Ces paroles de Foma et le ridicule de son entrée pédantesque m'intéressèrent prodigieusement. J'étais curieux de voir jusqu'où irait l'insolence de cet individu et son mépris de la plus élémentaire politesse.

— Foma, reprit mon oncle, je te présente mon neveu, Serge
Alexandrovitch, qui vient d'arriver.

Foma Fomitch le toisa des pieds à la tête et, sans m'accorder la plus légère attention, il dit après un long silence:

— Je m'étonne que vous vous appliquiez à m'interrompre systématiquement. Je vous parle d'affaires sérieuses et vous me répondez par Dieu sait quoi!… Avez-vous vu Falaléi?

— Je l'ai vu, Foma…

— Ah! vous l'avez vu? Eh bien, je vais vous le montrer à nouveau, si vous l'avez vu. Admirez votre créature, au sens moral du mot. Allons, approche, idiot! approche, gueule de Hollande! Viens donc, viens, n'aie pas peur!

Falaléi s'en vint en pleurnichant, la bouche ouverte et avalant ses larmes. Foma Fomitch le contemplait avec volupté.

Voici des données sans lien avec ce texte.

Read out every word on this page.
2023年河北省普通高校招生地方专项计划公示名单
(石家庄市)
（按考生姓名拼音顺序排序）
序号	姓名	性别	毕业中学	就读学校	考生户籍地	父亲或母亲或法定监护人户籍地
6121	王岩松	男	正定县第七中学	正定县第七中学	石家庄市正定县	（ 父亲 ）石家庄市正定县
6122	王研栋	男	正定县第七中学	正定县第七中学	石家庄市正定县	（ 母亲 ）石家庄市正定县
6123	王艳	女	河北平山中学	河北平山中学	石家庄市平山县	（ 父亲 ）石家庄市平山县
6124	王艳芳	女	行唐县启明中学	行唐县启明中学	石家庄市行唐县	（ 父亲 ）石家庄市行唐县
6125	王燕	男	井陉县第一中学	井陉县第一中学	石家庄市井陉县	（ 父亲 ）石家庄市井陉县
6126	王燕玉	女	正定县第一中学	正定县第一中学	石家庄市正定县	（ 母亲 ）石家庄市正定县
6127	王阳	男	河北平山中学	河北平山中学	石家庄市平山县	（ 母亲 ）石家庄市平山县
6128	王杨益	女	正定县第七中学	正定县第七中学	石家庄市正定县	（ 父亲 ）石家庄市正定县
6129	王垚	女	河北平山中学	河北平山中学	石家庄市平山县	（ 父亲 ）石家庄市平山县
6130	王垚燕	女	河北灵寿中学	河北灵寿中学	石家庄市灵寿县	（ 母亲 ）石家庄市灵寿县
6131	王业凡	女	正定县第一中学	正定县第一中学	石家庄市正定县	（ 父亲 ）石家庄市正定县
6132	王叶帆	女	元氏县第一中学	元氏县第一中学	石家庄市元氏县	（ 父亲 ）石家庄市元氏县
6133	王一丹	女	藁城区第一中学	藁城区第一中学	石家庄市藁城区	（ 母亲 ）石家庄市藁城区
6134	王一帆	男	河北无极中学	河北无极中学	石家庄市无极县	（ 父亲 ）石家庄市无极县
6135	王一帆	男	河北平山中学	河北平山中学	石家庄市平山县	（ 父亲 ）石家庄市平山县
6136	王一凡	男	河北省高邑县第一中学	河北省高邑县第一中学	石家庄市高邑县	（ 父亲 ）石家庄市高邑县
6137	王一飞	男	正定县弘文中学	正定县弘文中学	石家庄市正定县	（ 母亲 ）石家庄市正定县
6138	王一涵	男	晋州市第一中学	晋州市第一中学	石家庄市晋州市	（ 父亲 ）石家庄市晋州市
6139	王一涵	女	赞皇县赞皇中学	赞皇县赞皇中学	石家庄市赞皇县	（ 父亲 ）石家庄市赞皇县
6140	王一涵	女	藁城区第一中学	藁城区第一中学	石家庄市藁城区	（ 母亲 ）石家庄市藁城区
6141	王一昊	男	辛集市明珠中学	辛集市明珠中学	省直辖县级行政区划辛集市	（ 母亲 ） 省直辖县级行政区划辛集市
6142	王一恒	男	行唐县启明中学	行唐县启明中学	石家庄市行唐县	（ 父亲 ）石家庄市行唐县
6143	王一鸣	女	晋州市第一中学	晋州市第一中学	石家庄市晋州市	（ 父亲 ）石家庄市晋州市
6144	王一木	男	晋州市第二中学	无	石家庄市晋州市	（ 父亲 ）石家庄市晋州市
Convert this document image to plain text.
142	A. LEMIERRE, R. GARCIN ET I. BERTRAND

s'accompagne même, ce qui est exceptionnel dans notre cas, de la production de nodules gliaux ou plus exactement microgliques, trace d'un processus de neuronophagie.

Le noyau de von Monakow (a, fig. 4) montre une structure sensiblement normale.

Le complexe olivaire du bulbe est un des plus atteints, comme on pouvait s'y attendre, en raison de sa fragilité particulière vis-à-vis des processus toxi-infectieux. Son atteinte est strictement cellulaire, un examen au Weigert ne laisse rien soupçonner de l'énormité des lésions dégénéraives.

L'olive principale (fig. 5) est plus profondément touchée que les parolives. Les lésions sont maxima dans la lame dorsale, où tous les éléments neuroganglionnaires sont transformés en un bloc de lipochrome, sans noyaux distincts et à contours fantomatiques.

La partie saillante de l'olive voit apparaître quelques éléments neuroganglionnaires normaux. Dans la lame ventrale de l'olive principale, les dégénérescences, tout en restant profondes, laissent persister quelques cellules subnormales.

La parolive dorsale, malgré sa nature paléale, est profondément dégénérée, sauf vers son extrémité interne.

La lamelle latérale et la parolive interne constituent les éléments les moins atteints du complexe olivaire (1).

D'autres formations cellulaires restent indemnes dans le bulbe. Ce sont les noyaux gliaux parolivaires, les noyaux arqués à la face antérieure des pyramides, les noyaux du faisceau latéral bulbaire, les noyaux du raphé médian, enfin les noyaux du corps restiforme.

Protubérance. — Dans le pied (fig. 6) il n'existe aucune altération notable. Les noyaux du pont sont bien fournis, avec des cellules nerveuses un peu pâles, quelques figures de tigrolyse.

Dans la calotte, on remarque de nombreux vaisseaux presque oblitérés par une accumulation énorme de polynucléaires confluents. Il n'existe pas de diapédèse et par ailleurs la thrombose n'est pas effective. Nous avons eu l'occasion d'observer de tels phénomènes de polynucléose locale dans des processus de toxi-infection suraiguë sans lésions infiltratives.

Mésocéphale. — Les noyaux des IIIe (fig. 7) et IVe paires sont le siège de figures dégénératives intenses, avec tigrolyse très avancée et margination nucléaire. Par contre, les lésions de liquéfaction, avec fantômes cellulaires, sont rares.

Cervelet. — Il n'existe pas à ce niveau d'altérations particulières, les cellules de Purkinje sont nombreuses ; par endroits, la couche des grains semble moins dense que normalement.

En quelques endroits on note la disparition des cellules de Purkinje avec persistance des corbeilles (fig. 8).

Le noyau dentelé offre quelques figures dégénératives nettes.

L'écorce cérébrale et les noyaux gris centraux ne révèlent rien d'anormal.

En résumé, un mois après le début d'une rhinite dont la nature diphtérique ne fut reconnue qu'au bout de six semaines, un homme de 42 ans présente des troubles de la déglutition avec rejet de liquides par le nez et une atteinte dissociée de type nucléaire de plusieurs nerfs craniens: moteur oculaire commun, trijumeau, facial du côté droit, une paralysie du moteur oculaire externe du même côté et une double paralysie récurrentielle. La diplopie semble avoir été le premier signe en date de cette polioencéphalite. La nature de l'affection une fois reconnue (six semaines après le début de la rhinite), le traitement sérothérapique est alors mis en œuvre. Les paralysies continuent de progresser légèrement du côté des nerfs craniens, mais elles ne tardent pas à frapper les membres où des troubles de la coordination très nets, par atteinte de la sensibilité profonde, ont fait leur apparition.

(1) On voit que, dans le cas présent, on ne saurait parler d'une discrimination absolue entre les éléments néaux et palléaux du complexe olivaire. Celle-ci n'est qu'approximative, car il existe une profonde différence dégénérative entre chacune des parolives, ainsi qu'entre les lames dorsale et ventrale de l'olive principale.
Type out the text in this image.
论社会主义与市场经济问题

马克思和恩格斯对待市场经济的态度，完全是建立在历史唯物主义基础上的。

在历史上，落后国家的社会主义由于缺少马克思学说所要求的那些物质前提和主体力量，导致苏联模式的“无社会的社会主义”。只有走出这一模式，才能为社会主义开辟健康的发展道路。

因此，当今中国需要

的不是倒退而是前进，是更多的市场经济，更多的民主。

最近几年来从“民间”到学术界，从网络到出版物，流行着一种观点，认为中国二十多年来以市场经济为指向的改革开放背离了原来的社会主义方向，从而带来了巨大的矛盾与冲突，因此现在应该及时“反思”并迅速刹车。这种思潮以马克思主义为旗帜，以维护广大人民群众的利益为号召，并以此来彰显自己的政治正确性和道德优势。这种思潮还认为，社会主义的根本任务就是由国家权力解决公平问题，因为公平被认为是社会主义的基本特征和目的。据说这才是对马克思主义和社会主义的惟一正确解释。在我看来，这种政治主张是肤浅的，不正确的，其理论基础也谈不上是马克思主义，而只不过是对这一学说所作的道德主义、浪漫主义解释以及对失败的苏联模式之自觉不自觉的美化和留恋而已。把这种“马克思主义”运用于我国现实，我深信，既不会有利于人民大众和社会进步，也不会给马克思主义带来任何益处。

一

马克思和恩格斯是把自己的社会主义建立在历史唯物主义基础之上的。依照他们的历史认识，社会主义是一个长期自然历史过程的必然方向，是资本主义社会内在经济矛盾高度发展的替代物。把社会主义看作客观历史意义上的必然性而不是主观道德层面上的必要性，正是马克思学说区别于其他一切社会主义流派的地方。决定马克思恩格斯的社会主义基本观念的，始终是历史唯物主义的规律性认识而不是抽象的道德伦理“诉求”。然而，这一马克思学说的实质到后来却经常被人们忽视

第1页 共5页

— C'est avec intention, Paul Sémionovitch, que je l'ai appelé gueule de Hollande, fit-il, se carrant dans le fauteuil et, tournant légèrement la tête du côté d'Obnoskine assis près de lui. En général, je ne trouve pas utile d'atténuer mes expressions. La vérité doit rester la vérité et l'on aura beau cacher la boue, on ne l'empêchera pas d'être la boue. Dès lors, à quoi bon les atténuations? À mentir aux autres et à soi-même? Ce n'est que dans une tête vide de mondain qu'a pu germer une idée aussi absurde que le besoin des convenances. Dites, je vous prends à témoin, quelle beauté trouvez-vous dans cette binette? Je parle de beauté noble, élevée!

Il s'exprimait d'une voix douce, lente, indifférente.